Description
The planning and execution of observational cosmology campaigns have undergone a substantial increase in complexity, particularly for advanced telescopes like the Rubin Observatory’s LSST, JWST, and the Nancy Grace Roman telescope.
Traditionally, astronomical observatories have relied on manual planning to scan a predefined list of astronomical objects, which usually results in suboptimal observations.
We are developing a framework for statistical learning-based optimization of telescope pointings to gather data that is most useful for a pre-defined scientific reward.
We frame the observational campaign as a Markovian Decision Process, which captures the nature of sequential decision-making.
We implement this through reinforcement learning (RL), which has emerged in the field of artificial intelligence as a powerful approach to training autonomous systems.

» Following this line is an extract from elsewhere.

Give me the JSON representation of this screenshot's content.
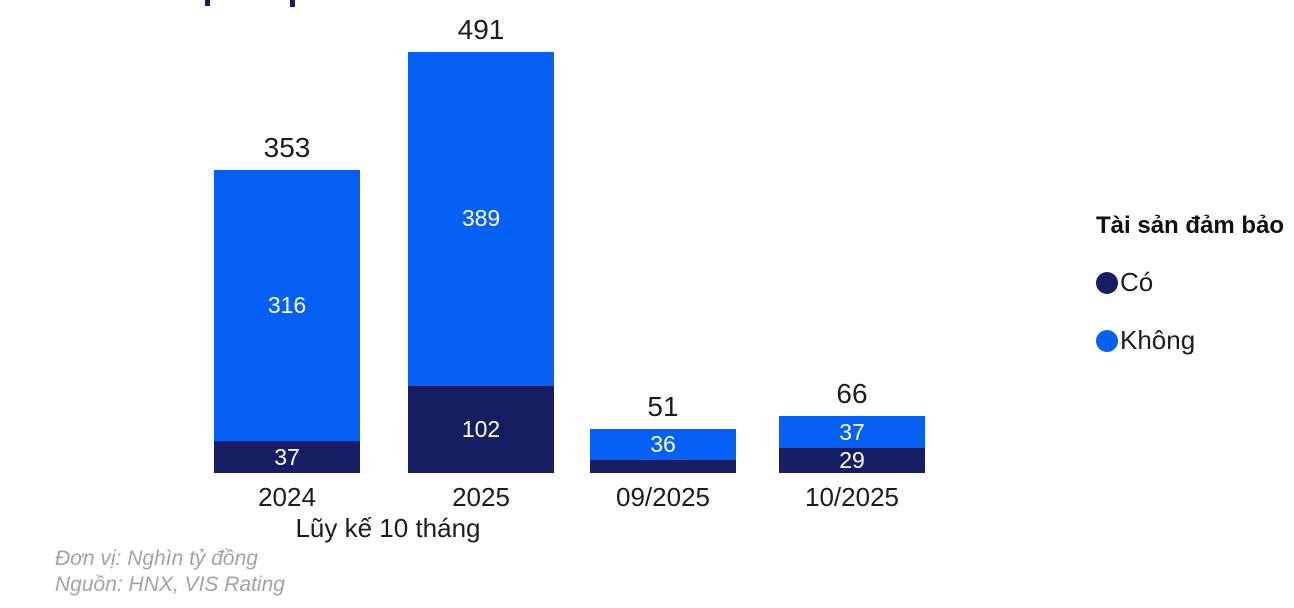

In this study, we focus on the application of RL algorithms on an offline dataset containing simulated observations with a discrete set of sky locations the telescope is allowed to visit, referred to as the “action space.”
Two key aspects are investigated: 1) the preprocessing of the dataset using normalization techniques and potential observation space reduction, and 2) the application of value-based networks for decision-making.
Considering the range of well-known RL algorithms, this study has mainly targeted value-based networks, and in particular Deep Q-Networks (DQNs), since they outperform policy-based networks on the offline dataset.
Our experimental results demonstrate that the combination of preprocessing techniques, along with value-based networks, yields high performances and capabilities to generalize on unseen data for our task.
Furthermore, the analysis highlighted how varying certain hyperparameters led to a significant impact on the obtained results.
Our results contribute to the advancement of autonomous systems, specifically in the context of process scheduling.